Wednesday, April 9, 2014

Project Proposal

1. Bibliography

-Danielewski, Mark Z. House of Leaves. New York: Pantheon, 2000.

I plan on demonstrating the trustworthiness of technology through examples from Danielewski's work.

-Marcuse, Herbert. One-Dimensional Man. New York: Beason, 1991.

I plan to connect societal issues that Marcuse discusses in One-Dimensional Man to Danielewski's questioning of truth and technology.


I want to use Heidegger to connect Danielewski and Marcuse more specifically. Although I'm aware of some of his ideas, I'm unsure exactly what text to use. What text do you mean when you say Heidegger?

-DeGaine, Jacqueline J. "Digital evidence." Army Lawyer May 2013: 7+. LegalTrac. Web. 9 Apr. 2014.

This article discusses digital evidence in terms of crime and legal issues. I want to use it to emphasize discrepancies between truth and digital mediums in real life to show why the reader should care about my argument. Also, there is a specific part in House of Leaves, which I think connects well to this piece - when Reston gives the police a copy of the tape from his Hi 8 for evidence of Holloway shooting Wax and Jeb (pg. 318).

2. Proposed argument

For my Final Project, I am going to revise/expand my last blog post (Blog #7). In this post, I illustrated Danielewski's questioning of the truthfulness of digital technology, and connected it to Marcuse's ideas about technology and truths/untruths. My discussion was broadly centered around the trustworthiness of digital medias, so to narrow it down for my Final Project my proposed argument is:

Truth unlike fact is flexible. It, and therefore the truthfulness of technology, is intrinsically tied to individual perspective. Therefore, we need to first be aware of our own and other's individual perspectives before we can answer the question: "Can we trust technology?" Marcuse identified society's one-dimensional thought tendency. In House of Leaves truth is questioned on multiple levels, which serves to exemplify Marcuse's belief that in order to remedy society we must be able to think multi-dimensionally. Although The Navidson Record is fake, its story illustrates the importance of perspective in realizing the trustworthiness of technology.

To counter this argument, one might refer to Marcuse's belief that it is very difficult to "think outside the box" from within that box (i.e. be aware of multiple perspectives). However though being aware is sometimes difficult, it is not impossible. 

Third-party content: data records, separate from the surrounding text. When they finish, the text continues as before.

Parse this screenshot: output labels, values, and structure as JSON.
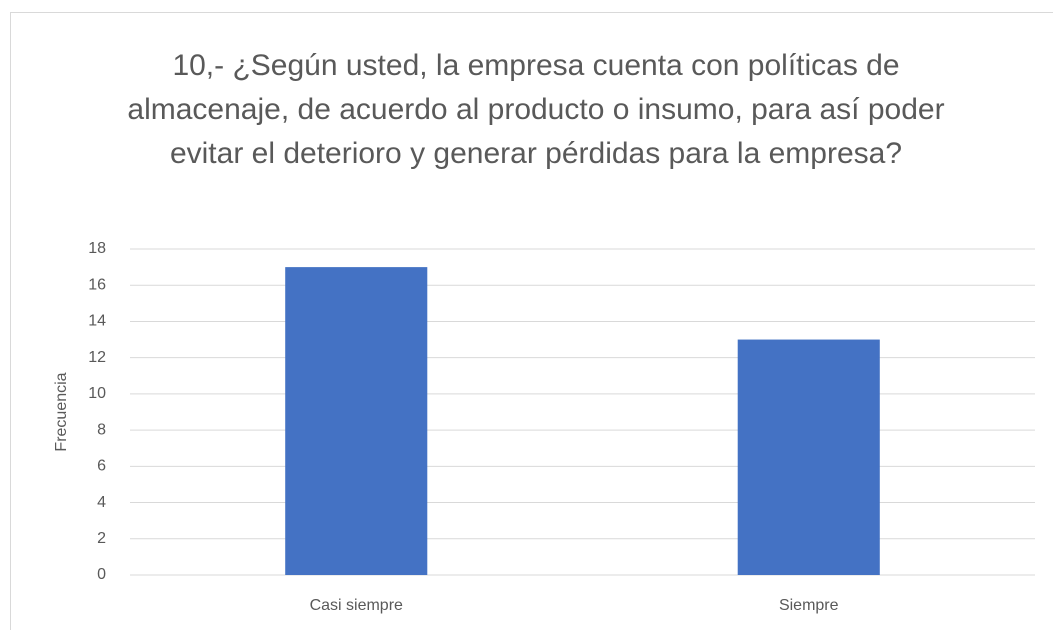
{
  "chart_data": {
    "type": "bar",
    "title": "10,- ¿Según usted, la empresa cuenta con políticas de almacenaje, de acuerdo al producto o insumo, para así poder evitar el deterioro y generar pérdidas para la empresa?",
    "y_label": "Frecuencia",
    "categories": [
      "Casi siempre",
      "Siempre"
    ],
    "values": [
      17,
      13
    ],
    "color": "#4472c4",
    "ylim": [
      0,
      18
    ],
    "yticks": [
      0,
      2,
      4,
      6,
      8,
      10,
      12,
      14,
      16,
      18
    ],
    "grid": true
  }
}
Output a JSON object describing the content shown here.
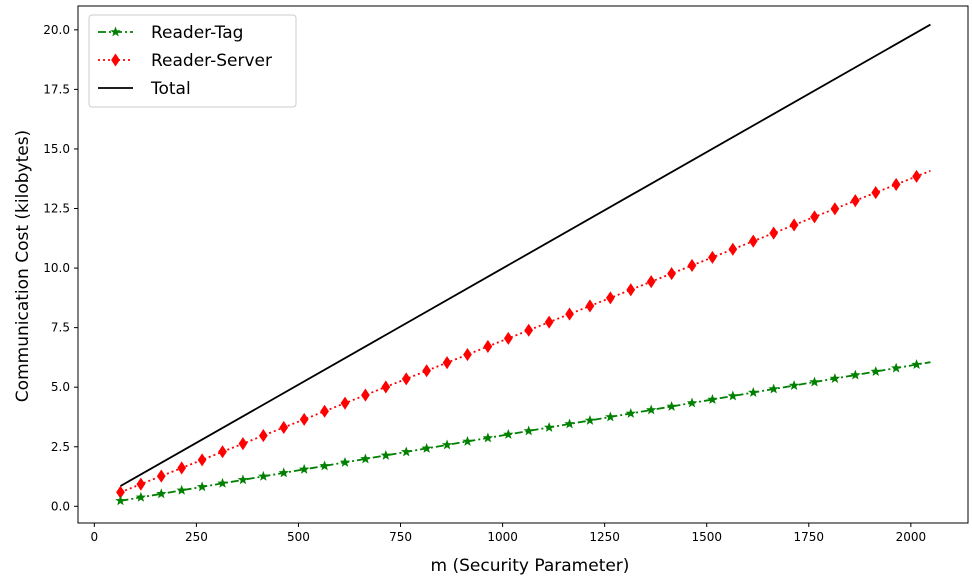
{
  "chart_data": {
    "type": "line",
    "xlabel": "m (Security Parameter)",
    "ylabel": "Communication Cost (kilobytes)",
    "xlim": [
      -40,
      2140
    ],
    "ylim": [
      -0.7,
      21.0
    ],
    "xticks": [
      0,
      250,
      500,
      750,
      1000,
      1250,
      1500,
      1750,
      2000
    ],
    "yticks": [
      0.0,
      2.5,
      5.0,
      7.5,
      10.0,
      12.5,
      15.0,
      17.5,
      20.0
    ],
    "xtick_labels": [
      "0",
      "250",
      "500",
      "750",
      "1000",
      "1250",
      "1500",
      "1750",
      "2000"
    ],
    "ytick_labels": [
      "0.0",
      "2.5",
      "5.0",
      "7.5",
      "10.0",
      "12.5",
      "15.0",
      "17.5",
      "20.0"
    ],
    "legend_position": "top-left",
    "grid": false,
    "series": [
      {
        "name": "Reader-Tag",
        "color": "#008000",
        "line_style": "dash-dot",
        "marker": "star",
        "x": [
          64,
          2048
        ],
        "y": [
          0.23,
          6.05
        ],
        "marker_x_start": 64,
        "marker_x_step": 50,
        "marker_count": 40
      },
      {
        "name": "Reader-Server",
        "color": "#ff0000",
        "line_style": "dotted",
        "marker": "diamond",
        "x": [
          64,
          2048
        ],
        "y": [
          0.59,
          14.08
        ],
        "marker_x_start": 64,
        "marker_x_step": 50,
        "marker_count": 40
      },
      {
        "name": "Total",
        "color": "#000000",
        "line_style": "solid",
        "marker": "none",
        "x": [
          64,
          2048
        ],
        "y": [
          0.85,
          20.22
        ]
      }
    ]
  }
}
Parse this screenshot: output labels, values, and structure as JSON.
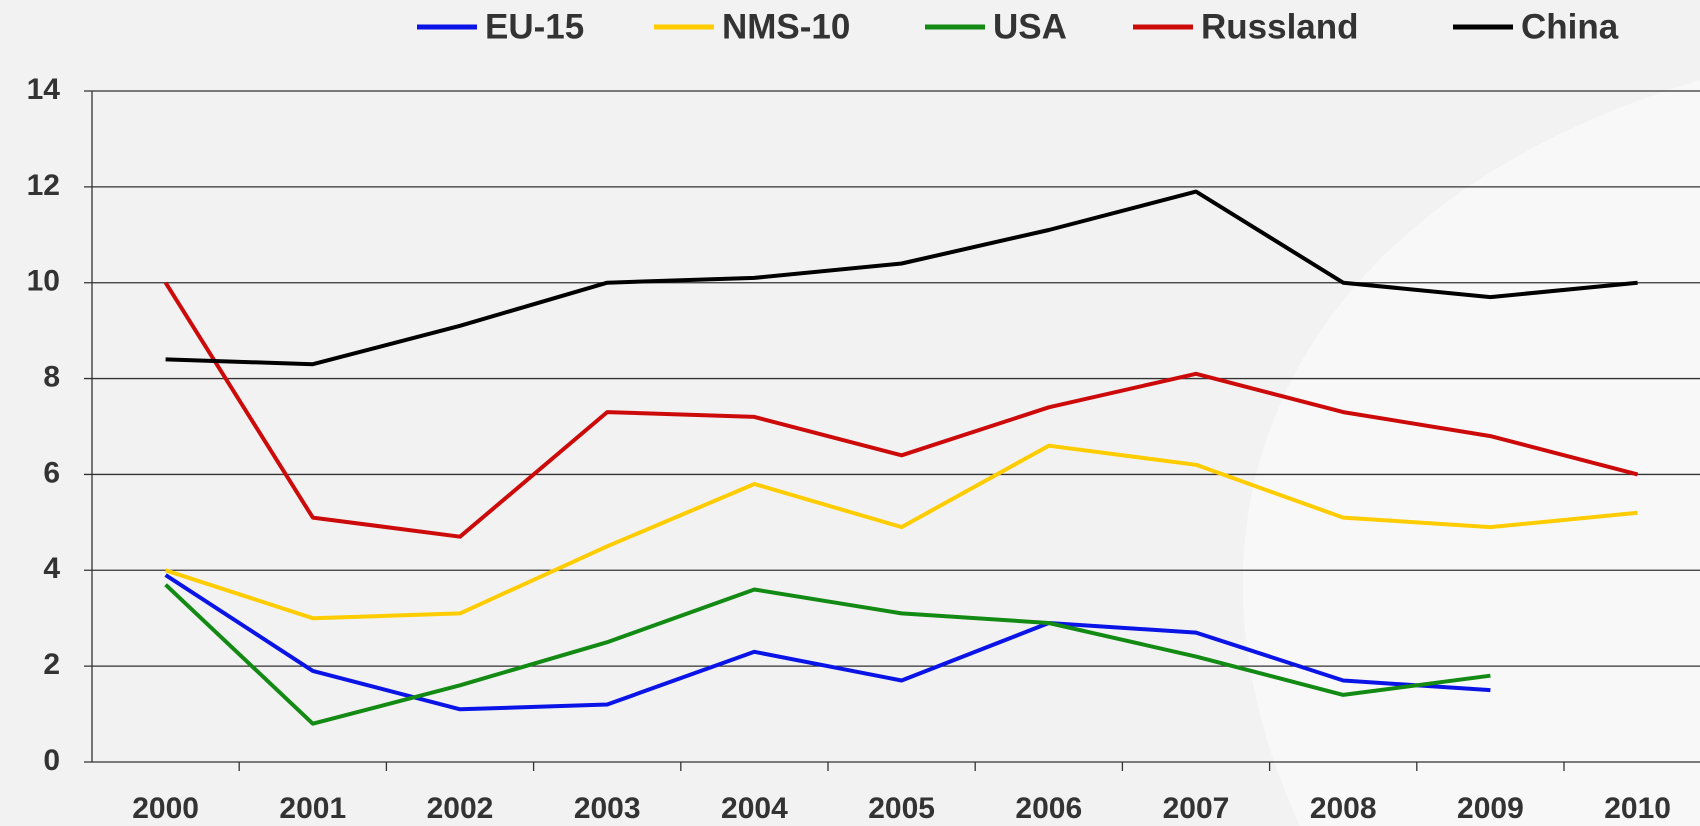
{
  "chart_data": {
    "type": "line",
    "categories": [
      "2000",
      "2001",
      "2002",
      "2003",
      "2004",
      "2005",
      "2006",
      "2007",
      "2008",
      "2009",
      "2010"
    ],
    "series": [
      {
        "name": "EU-15",
        "color": "#0a14e6",
        "values": [
          3.9,
          1.9,
          1.1,
          1.2,
          2.3,
          1.7,
          2.9,
          2.7,
          1.7,
          1.5,
          null
        ]
      },
      {
        "name": "NMS-10",
        "color": "#ffcc00",
        "values": [
          4.0,
          3.0,
          3.1,
          4.5,
          5.8,
          4.9,
          6.6,
          6.2,
          5.1,
          4.9,
          5.2
        ]
      },
      {
        "name": "USA",
        "color": "#138a13",
        "values": [
          3.7,
          0.8,
          1.6,
          2.5,
          3.6,
          3.1,
          2.9,
          2.2,
          1.4,
          1.8,
          null
        ]
      },
      {
        "name": "Russland",
        "color": "#cc0a0a",
        "values": [
          10.0,
          5.1,
          4.7,
          7.3,
          7.2,
          6.4,
          7.4,
          8.1,
          7.3,
          6.8,
          6.0
        ]
      },
      {
        "name": "China",
        "color": "#000000",
        "values": [
          8.4,
          8.3,
          9.1,
          10.0,
          10.1,
          10.4,
          11.1,
          11.9,
          10.0,
          9.7,
          10.0
        ]
      }
    ],
    "ylim": [
      0,
      14
    ],
    "yticks": [
      0,
      2,
      4,
      6,
      8,
      10,
      12,
      14
    ],
    "grid": true,
    "legend": "top"
  }
}
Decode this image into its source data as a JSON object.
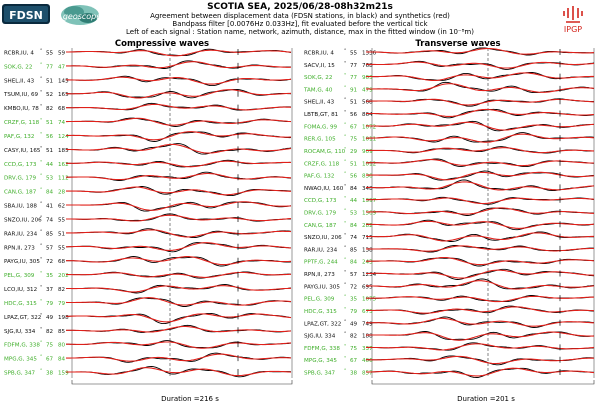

Technology is integrated into our society. It is something we take for granted. I cannot think of the last time I went a day without my phone, computer, or TV. Therefore, it is important for us to be aware of role that technology plays in our lives. My argument is relevant and important to the reader because he or she can relate it to his or her own interactions with technology.

3. Marcuse's role

I've already discussed a little about what Marcuse's role will be in my essay. He will play an important part in my essay because his ideas tie Danielewski's to the real world.

4. What I plan to keep, to change, and why…

I think my Blog #7 is a good foundation for my Final Project, and I plan on using a bit of it in my revision/expansion. However, there are several aspects that I specifically want to edit and add. I only briefly mention Johnny's perspective in my blog entry, so I want to add examples from his narrative to flesh out my argument about House of Leaves overall. I think this will help clarify some of the points I discussed about The Navidson Record as well as show examples of multi-dimensional thinking. Also, I want to specify that The Navidson Record is fake (which might partially be done through Johnny). This is important because it changes the meaning of Danielewski's discussion from if it were real. Furthermore, my two additional sources will add depth to my essay, I'll try to address potential counterarguments, and connect my ideas more to the reader.

1 comment:

Adam said...

First, before I forget. If you're interested in exploring Heidegger, I'd read "The Question Concerning Technology," which is even readily available online. It's tough, but you might find reading it through 2-3 times to be useful, and I'd be happy to discuss it with you.

My reading of your proposal is that you are running with the idea (borrowed partially from Marcuse) that truth and facts aren't the same thing, and that whether or not technology gives us facts, it can still help us find our way to the truth. The concept is good, and addressing it through Marcuse and Danielewski is also good. The difficulties, obviously, are in the details - what to focus on, and what specific parts of Danielewksi's text to work with. I guess I'll just say the obvious thing: this is a topic which probably has a great deal to do with Zampano. That isn't to say that you need to ignore other levels of the narrative, but Zampano is the one who is really interested in questions along your line.

Questions which may or may not help you:
1) How does the minotaur relate to technology? What is the relationship between repression and technology? Between technology and ontology (that is a Marcuse/Heidegger sort of question).
2) What is the relationship between Danielewski's specific uses of technology (to create exotic page layouts not easily accessible much before the 1990s) and truth? What about between Navidson's use of technology and truth?
3) A lot of interesting technical bits pop up in Karen's chapter - "What Some Have Thought" - for instance, Steve Wozniak makes an appearance. Do you have any interest in this material.

Anyway, I think this is a good topic. A proper level of focus will be the key.